E deixo para o final a observação de que a derrota de Netanyahu nesse país, o Brasil, que um seu funcionário chamou de “anão” há apenas um ano, pode ser humilhante, por estar numa linha de continuidade da grande derrota que sofreu no Congresso americano há algumas semanas, quando a maior parte dos deputados – entre eles a maioria dos deputados judeus – jogou em favor de Obama, e contra a AIPAC e Netanyahu. Talvez tenha sido o começo do fim daquilo que aparentava ser um posicionamento monolítico dos judeus norte-americanos em relação à evolução de Israel rumo a um Estado não-democrático.
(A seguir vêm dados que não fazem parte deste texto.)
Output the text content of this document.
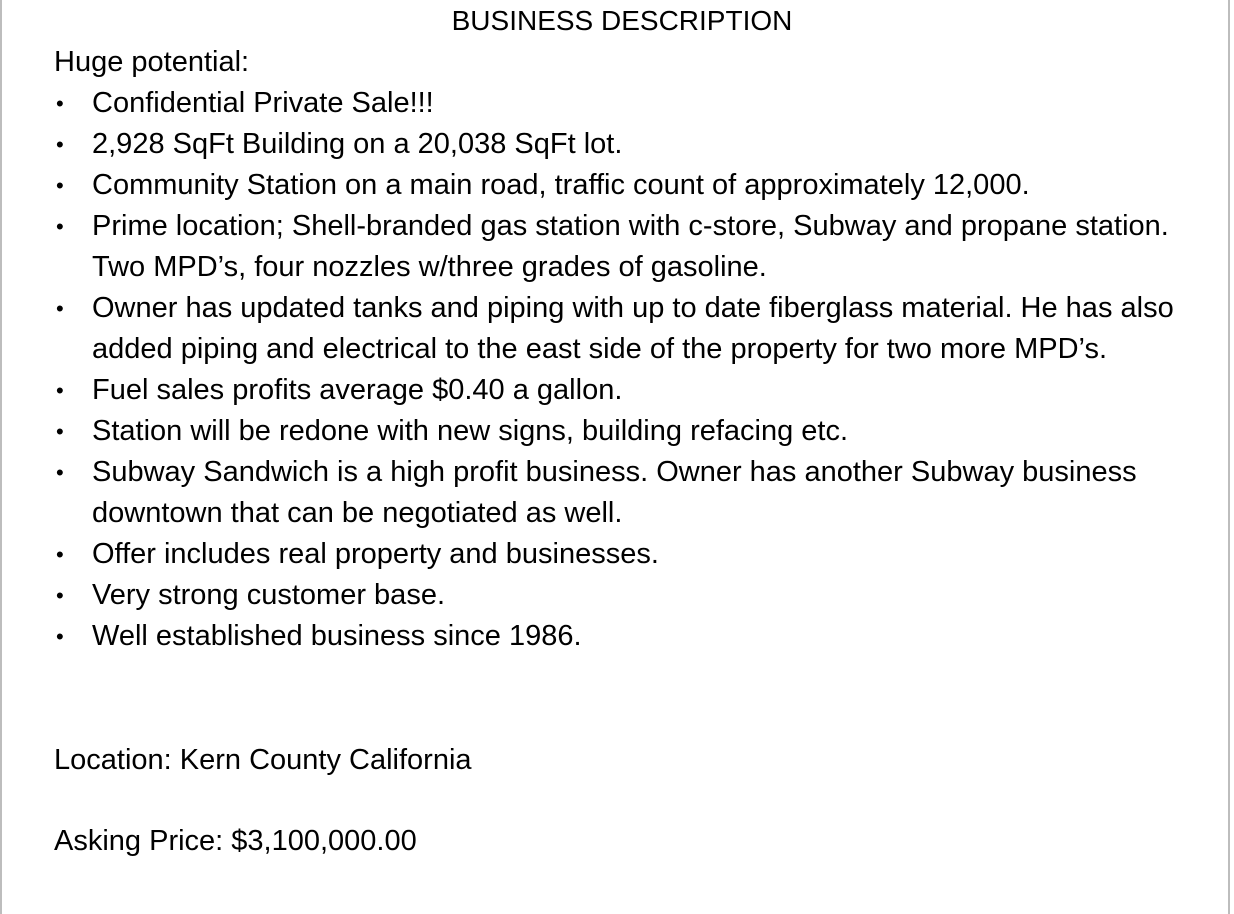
BUSINESS DESCRIPTION
Huge potential:
• Confidential Private Sale!!!
• 2,928 SqFt Building on a 20,038 SqFt lot.
• Community Station on a main road, traffic count of approximately 12,000.
• Prime location; Shell-branded gas station with c-store, Subway and propane station. Two MPD’s, four nozzles w/three grades of gasoline.
• Owner has updated tanks and piping with up to date fiberglass material. He has also added piping and electrical to the east side of the property for two more MPD’s.
• Fuel sales profits average $0.40 a gallon.
• Station will be redone with new signs, building refacing etc.
• Subway Sandwich is a high profit business. Owner has another Subway business downtown that can be negotiated as well.
• Offer includes real property and businesses.
• Very strong customer base.
• Well established business since 1986.
Location: Kern County California
Asking Price: $3,100,000.00
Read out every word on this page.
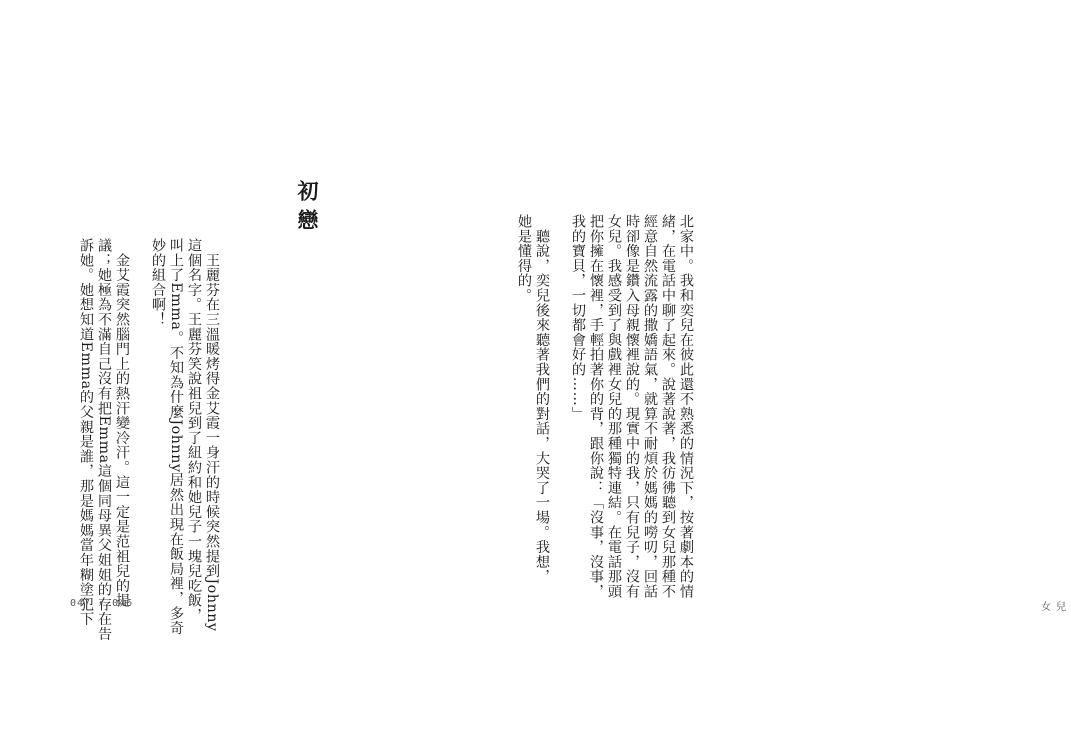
初戀
　王麗芬在三溫暖烤得金艾霞一身汗的時候突然提到Johnny
這個名字。王麗芬笑說祖兒到了紐約和她兒子一塊兒吃飯，
叫上了Emma。不知為什麼Johnny居然出現在飯局裡，多奇
妙的組合啊！
　金艾霞突然腦門上的熱汗變冷汗。這一定是范祖兒的提
議；她極為不滿自己沒有把Emma這個同母異父姐姐的存在告
訴她。她想知道Emma的父親是誰，那是媽媽當年糊塗犯下
047 • 046
北家中。我和奕兒在彼此還不熟悉的情況下，按著劇本的情
緒，在電話中聊了起來。說著說著，我彷彿聽到女兒那種不
經意自然流露的撒嬌語氣，就算不耐煩於媽媽的嘮叨，回話
時卻像是鑽入母親懷裡說的。現實中的我，只有兒子，沒有
女兒。我感受到了與戲裡女兒的那種獨特連結。在電話那頭
把你擁在懷裡，手輕拍著你的背，跟你說：「沒事，沒事，
我的寶貝，一切都會好的……」
　聽說，奕兒後來聽著我們的對話，大哭了一場。我想，
她是懂得的。
女兒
Os ventos talvez estejam mudando de direção e o Brasil pode, delicadamente, velejar a favor do vento. Nem por isso o novo embaixador que vier a ser nomeado e aceito será muito diferente, mas, como vimos, há vários motivos para não fulanizar essa questão.
Notas:
(1) “Contra mundum”: Israel’s new government is running out of friends abroad – The Economist, 23/5/15 – econ.st/1KLaK9n
(2) 'Peaceful Nonreconciliation Now”, Dani Dayan, New York Times, 8/6/14 – http://www.nytimes.com/2014/06/09/opinion/peaceful-nonreconciliation-now.html?_r=0
(3) “Column One: Israel´s democratic crisis”, Caroline Glick, Jerusalem Post, 24/9/15 http://www.jpost.com/Opinion/Column-one-Israels-democratic-crisis-419042
(4) “In 1976 interview, Rabin likens settlements to ‘cancer,’ warns of ‘apartheid’ | The Times of Israel , 25/9/15- http://bit.ly/1MP62OC
* Sérgio Storch é consultor em Planejamento, ativista de diversas causas ligadas à transformação social. Escreve, em Outras Palavras, a coluna Outro Israel.